Why do we pray? Because we believe our prayer may be answered. We want connection, support and understanding. Sometimes we pray because we are flat-out terrified and we’re looking for answers and help. That’s a literal “Hail Mary.”
For example, I remember a time when my brother was critically ill, in intensive care. The doctor had warned us that his condition was touch and go. I sat with my brother all night, holding his hand, because I couldn’t sleep. At one point, I fell to my knees, crying, and felt prayer coming out of me. I was bargaining – offering up my own life if my brother could be spared. It was a prayer of desperation.

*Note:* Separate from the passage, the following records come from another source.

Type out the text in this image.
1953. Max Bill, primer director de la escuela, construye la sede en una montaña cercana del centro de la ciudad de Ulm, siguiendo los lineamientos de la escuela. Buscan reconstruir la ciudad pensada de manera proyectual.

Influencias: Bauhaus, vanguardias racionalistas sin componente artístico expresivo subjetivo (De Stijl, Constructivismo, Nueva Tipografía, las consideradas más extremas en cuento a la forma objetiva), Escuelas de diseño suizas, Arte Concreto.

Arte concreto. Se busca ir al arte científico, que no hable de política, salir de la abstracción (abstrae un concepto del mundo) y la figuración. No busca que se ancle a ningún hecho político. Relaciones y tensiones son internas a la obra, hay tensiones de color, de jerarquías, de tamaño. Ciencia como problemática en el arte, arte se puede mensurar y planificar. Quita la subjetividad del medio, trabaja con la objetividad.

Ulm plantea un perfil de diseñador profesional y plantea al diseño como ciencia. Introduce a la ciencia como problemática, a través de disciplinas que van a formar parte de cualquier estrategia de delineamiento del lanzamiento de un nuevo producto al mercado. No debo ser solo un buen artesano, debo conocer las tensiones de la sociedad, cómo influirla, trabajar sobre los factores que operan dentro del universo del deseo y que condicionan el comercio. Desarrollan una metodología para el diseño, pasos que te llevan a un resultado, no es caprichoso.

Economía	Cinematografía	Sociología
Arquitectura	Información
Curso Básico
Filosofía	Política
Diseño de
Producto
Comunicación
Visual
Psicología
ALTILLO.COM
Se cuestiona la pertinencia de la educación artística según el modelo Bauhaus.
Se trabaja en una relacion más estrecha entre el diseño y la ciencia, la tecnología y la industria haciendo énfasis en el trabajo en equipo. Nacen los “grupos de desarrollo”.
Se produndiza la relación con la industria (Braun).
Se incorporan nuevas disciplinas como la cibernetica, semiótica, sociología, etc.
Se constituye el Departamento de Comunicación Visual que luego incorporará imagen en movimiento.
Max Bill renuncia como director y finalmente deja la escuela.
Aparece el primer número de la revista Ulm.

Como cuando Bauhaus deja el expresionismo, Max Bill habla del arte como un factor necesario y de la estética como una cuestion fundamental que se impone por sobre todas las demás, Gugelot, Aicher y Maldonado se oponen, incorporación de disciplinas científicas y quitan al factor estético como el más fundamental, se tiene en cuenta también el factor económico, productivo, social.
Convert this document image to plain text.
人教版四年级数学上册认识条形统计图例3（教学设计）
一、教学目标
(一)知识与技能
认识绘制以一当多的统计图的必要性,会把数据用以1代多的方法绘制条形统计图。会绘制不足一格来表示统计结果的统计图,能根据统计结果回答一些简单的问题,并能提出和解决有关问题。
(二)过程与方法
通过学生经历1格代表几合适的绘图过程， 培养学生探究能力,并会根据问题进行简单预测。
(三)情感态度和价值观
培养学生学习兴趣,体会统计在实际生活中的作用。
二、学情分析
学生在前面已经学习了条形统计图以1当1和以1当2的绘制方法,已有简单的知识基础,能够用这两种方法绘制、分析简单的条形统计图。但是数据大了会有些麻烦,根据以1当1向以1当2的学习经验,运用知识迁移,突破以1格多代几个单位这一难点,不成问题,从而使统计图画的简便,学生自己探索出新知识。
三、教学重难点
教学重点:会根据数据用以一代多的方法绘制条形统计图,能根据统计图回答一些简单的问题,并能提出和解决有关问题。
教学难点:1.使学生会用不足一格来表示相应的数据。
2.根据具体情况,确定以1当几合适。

My brother survived, so you could say that my prayer was “answered.” I guess if my brother didn’t survive, I could have said my prayer didn’t work. But I would argue that the measure of whether or not a prayer “works” isn’t that simple.
Here’s an example of a different type of prayer: When my wife prays, she starts off by focusing on what she’s thankful for. Not bargaining, or listing her needs. Her prayer doesn’t carry any conditions. In this way, prayers can help us connect with the humility of life, love and loss.
This second type of prayer presents more opportunities to help you. It is an opportunity to articulate your grief. You’re putting it out there, and that’s the beginning of understanding. Also, loss is humbling. You’re going to do and say and feel things you never expected, and prayer can be a place to put all that.
If you still find yourself aggravated and frustrated, think about the positive aspect of those emotions – their intensity. Maybe it’s time to lean into that intensity and call on your brothers and sisters and explore that.
Rather than becoming agitated that your prayer doesn’t work, consider the possibility that you are being invited into communion. Go toward others who have the same structured belief as you, and ask for their support and guidance. Maybe they can help frame your prayers, or join in prayer with you. Few things are more powerful than shared prayer. It helps you connect with others and with a higher power.
This could open the door to a profound moment. Grieving is a time when you feel very raw and real in life, and that can be a powerful time to make strong connections. You may even have an opportunity for a deeper exploration of your faith.